When I do decide to take certain actions, I often find myself giving in to my feelings and procrastinating tendencies. I was looking into some shortcuts and quick ways of maintaining motivation and develop effective habits and I came across a book by Jocko Willink called “Discipline Equals Freedom.” In the book he makes it clear that there are no quick fixes and no short cuts. He goes on to write that there is only choice to do what is desired no matter what and to take action.
For most of us, our mind has been trained to avoid pain and to welcome pleasure. It is often an uphill battle dealing with feeling tired, overwhelmed and stressed. For some it involves physical pain or psychological conditions or even addictions. We convince ourselves to put certain actions off until these emotions subside and most times they never do.

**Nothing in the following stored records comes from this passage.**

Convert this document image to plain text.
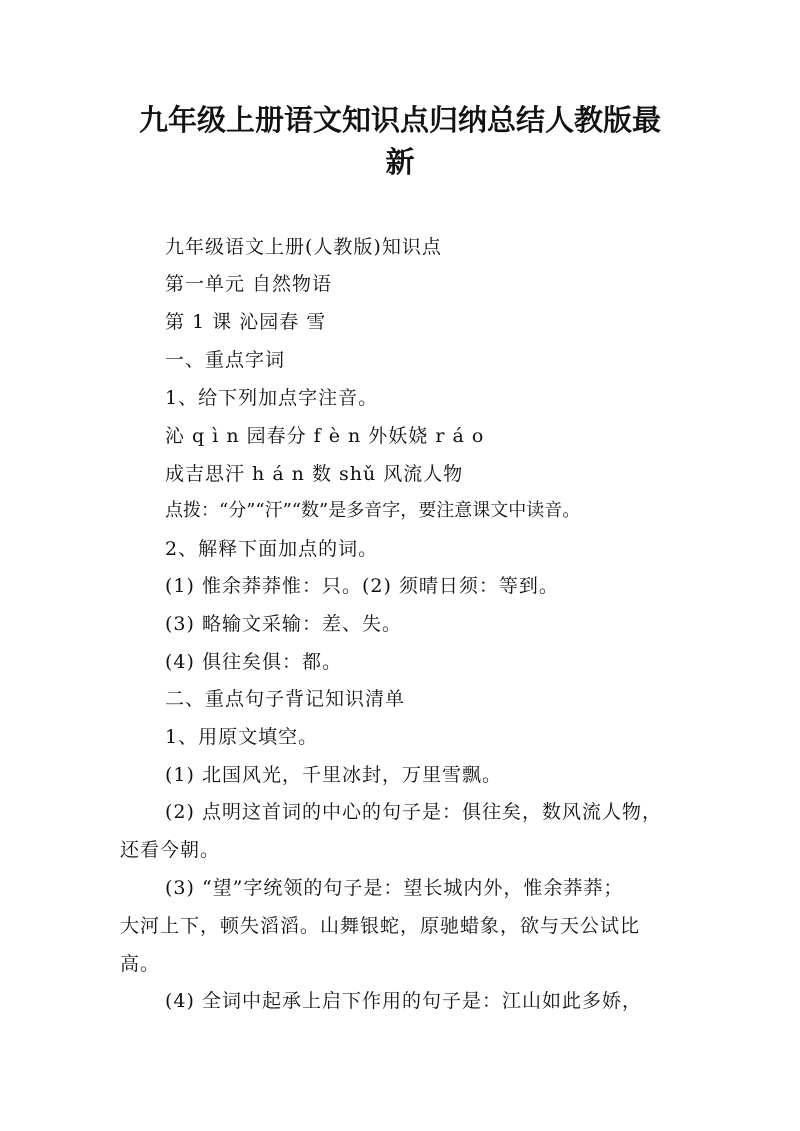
九年级上册语文知识点归纳总结人教版最
新
九年级语文上册(人教版)知识点
第一单元 自然物语
第 1 课 沁园春 雪
一、重点字词
1、给下列加点字注音。
沁 q ì n 园春分 f è n 外妖娆 r á o
成吉思汗 h á n 数 shǔ 风流人物
点拨：“分”“汗”“数”是多音字，要注意课文中读音。
2、解释下面加点的词。
(1) 惟余莽莽惟：只。(2) 须晴日须：等到。
(3) 略输文采输：差、失。
(4) 俱往矣俱：都。
二、重点句子背记知识清单
1、用原文填空。
(1) 北国风光，千里冰封，万里雪飘。
(2) 点明这首词的中心的句子是：俱往矣，数风流人物，
还看今朝。
(3) “望”字统领的句子是：望长城内外，惟余莽莽；
大河上下，顿失滔滔。山舞银蛇，原驰蜡象，欲与天公试比
高。
(4) 全词中起承上启下作用的句子是：江山如此多娇，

So how then do we take on disciplines when being confronted with these mental or physical obstacles? How do we make the tough decisions to act? The answer that I came up with is asking different questions, like why is it important and what are the consequences of not taking appropriate actions in creating disciplines? By having a clear purpose and direction we maintain a certain level of motivation, maybe not enough to maintain the discipline, but it is a good start. There still needs to be the decision to just do it and act.
I always thought that it took about 60 to 90 days of being disciplined to create a habit. According to Jocko Willink, a former Navy SEAL, this is not the case. He states that it is always going to be hard and the choice to act needs to continue. The brain will not just take over the body and say, “Okay, you don’t need to worry about this being hard anymore, I’ll take it from here.” No, the struggle continues.
There may be a point when we tell ourselves that we need a break, or deserve to cut it down just a bit, or that my defined disciplines were not realistic. We also may think that we need the right people, equipment, right time to start taking action. It takes a real warrior spirit to call “bullshit” on ourselves. But, we also must not beat ourselves up because that only contributes to decreased motivation, increased procrastination and ultimately self-pity.
There does come a point when the benefits and rewards of the disciplined actions begin to show up physically and mentally. This helps with the motivation to stay on track but the temptation to falter does not go away altogether. This is why each day is a decision to act towards our disciplines, knowing that it is for our higher good and overall purpose. Battle on to victory my friends!